Avalere analyzed CMS data from 2018 to assess how payments to MA plans set by the current MA payment methods in metropolitan statistical areas (MSAs) with higher numbers of ESRD patients compare to FFS costs of ESRD patients. The study determined that in the top 15 MSAs with the most ESRD patients enrolled in FFS, 10 had ESRD FFS costs that exceeded the MA payment rate. Across the MSAs, MA payments fell below FFS costs by amounts ranging from 2% to 12%. Conversely, 5 MSAs had a MA benchmark that exceeded FFS costs by 1–9%.

Many of regions reviewed are among the most populous in the country and have high overall MA penetration rates. Significantly, the MSAs with the most ESRD beneficiaries enrolled in FFS—New York, Los Angeles, and Chicago—all had FFS costs that exceeded the MA ESRD benchmarks. This trend also was present in other large, urban MSAs, including Philadelphia, Houston, and Miami.

The payment deficits were not limited to urban settings: Rural areas in Iowa, Minnesota, North Dakota, Nebraska, and Ohio also were paid between 2% and 5% below the benchmark.
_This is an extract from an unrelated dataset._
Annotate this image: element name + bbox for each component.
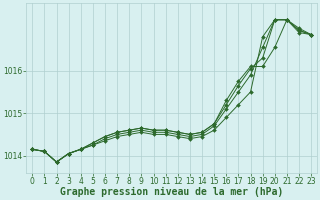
X-axis label: Graphe pression niveau de la mer (hPa): Graphe pression niveau de la mer (hPa) [60,187,283,197]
Of the total number of beneficiaries living in MSAs included in this analysis, 45.6% live in MSAs where FFS costs exceed the benchmark payment amount.

Stakeholders should consider how these payment differences are relevant to the recently announced changes to network adequacy. Further, in stating why the agency did not make major changes to payment in the Final Rate Announcement in April, CMS stated major changes should be proposed and be subject to a public comment period. If stakeholders are advocating for changes to how MA plans are paid for ESRD patients, proposals should be finalized and presented to the CMS well before the plan year 2022 regulatory cycle.

Demographic Differences

Along with examining reimbursement rates, Avalere also made demographic comparisons between ESRD patients enrolled in MA plans and those enrolled in FFS during the 2015 plan year. The comparisons revealed some key differences:

Demographic Characteristic ESRD Patients in FFS ESRD Patients in MA
Average Age 60 69
Under the age of 65 57% 29%
Age 65 or older 43% 71%
Dually eligible for Medicare and Medicaid 49% 36%
Race: White 46% 52%
Race: Black or African American 38% 32%

While some MA plans have experience managing the ESRD population because of current enrollment, differences in patient characteristics among ESRD patients enrolled in MA and those in FFS may result in differences in costs, comorbidities, and the types and intensity of services used. Avalere’s analysis did not look at utilization patterns of the 2 groups. However, the differences in the proportion of duals status suggest the underlying costs of the 2 populations may differ.

Understanding the differences between the MA enrollees and the FFS population will help both health plans and providers better prepare for the 2021 transition. In addition, understanding what proportion of ESRD patients enrolled in FFS today is likely to enroll in MA in 2021 in specific markets will help assess the impact of the coming change.